Corporate Social Responsibility Dictionary for Text Analytics (FREE)
By Nadra Pencle and Irina Mălăescu (2016)
Description
The Corporate Social Responsibility content analytic dictionary was developed by Nadra Pencle and Irina Malaescu (2016) and used to predict various components of IPO pricings. The authors analyzed the prospectus of U.S. IPOs from 2011-2013, in part, because the IPO process has the potential to convey usable information that can signal business plans and managers’ level of confidence, as well as potential problems in their businesses. (Loughran and MacDonald 2016) Therefore, it can be reasoned that despite the lack of regulatory requirements, a company entering into the public equity market and wishing to signal to potential investors its stance on CSR orientation may do so using a more detailed CSR disclosure in its prospectus than it might otherwise.
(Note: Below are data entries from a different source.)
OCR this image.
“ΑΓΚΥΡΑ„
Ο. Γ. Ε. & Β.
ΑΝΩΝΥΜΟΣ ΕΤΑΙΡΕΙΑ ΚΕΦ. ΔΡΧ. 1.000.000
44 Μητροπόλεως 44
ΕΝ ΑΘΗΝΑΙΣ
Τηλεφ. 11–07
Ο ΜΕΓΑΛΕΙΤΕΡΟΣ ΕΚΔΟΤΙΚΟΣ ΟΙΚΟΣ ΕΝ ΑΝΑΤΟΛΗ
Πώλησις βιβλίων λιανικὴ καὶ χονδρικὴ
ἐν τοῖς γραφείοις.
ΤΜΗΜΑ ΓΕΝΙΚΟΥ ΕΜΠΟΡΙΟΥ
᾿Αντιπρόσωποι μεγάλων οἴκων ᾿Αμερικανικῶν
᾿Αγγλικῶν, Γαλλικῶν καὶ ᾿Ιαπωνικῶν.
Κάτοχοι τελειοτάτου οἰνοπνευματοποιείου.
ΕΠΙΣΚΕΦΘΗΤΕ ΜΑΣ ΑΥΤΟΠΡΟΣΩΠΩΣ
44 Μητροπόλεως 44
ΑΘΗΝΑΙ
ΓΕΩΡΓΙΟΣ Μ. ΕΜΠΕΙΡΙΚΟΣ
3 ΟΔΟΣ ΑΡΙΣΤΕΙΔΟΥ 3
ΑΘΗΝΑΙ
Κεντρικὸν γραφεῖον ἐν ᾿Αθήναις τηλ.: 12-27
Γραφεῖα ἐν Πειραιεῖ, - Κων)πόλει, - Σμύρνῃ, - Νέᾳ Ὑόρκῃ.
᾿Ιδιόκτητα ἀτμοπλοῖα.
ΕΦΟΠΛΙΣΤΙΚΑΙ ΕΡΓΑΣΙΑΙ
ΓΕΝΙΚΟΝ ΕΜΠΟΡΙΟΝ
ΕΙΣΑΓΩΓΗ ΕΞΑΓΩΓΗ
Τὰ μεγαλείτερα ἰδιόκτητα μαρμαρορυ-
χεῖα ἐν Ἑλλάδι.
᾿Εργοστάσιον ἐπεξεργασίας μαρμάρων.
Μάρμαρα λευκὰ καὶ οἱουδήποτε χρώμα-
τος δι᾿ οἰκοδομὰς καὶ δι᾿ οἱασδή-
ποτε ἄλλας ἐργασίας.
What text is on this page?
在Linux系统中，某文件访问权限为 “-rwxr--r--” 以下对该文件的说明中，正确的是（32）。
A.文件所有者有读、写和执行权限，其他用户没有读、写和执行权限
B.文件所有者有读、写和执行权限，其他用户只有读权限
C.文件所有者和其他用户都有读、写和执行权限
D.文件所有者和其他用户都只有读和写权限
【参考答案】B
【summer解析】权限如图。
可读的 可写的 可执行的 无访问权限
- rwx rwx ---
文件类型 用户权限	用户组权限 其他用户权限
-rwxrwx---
Pencle and Maleaescu (2016) developed a multi-dimensional corporate social responsibility words (CSRW) dictionary with four dimensions; Social and Community, Human Resources, Environment, and Human Rights.
In line with the guidelines by Short, Broberg, Cogliser, and Brigham (2010) and Kenny et al (2013) both a deductive and inductive wordlist was generated using related CSR literature. With the help of qualitative analysis and content analysis software tools, the authors produced an inductive wordlist of 1,002 words. To validate the final wordlists three judges with significant expertise in the field of CSR were enlisted. The final dictionary is comprised of words on which consensus was reached.
Adopted Child, Health Benefits, Educate, Employed, Discriminatory, etc… | ||
Aboriginals, Fairness, Oppressive Regime, Same Sex, Religious Diversities, etc… | ||
Acid Rain, Conservation, Fossils, Green Engineering, Renewable Energy, etc.. | ||
Transparent, Foodbank, Indigenous People, Social Issue, etc… |
To test the hypothesis the authors used a variety of models and used several independent variables to account for the non-hypothesized effects on each of the hypothesized dependent variables. The resulting dictionary provides a new measure of CSR that can be generalized to other text documents released by a corporation. The authors note that since each research project is different, future researchers using the dictionary may make refinements and extensions based on their specific research.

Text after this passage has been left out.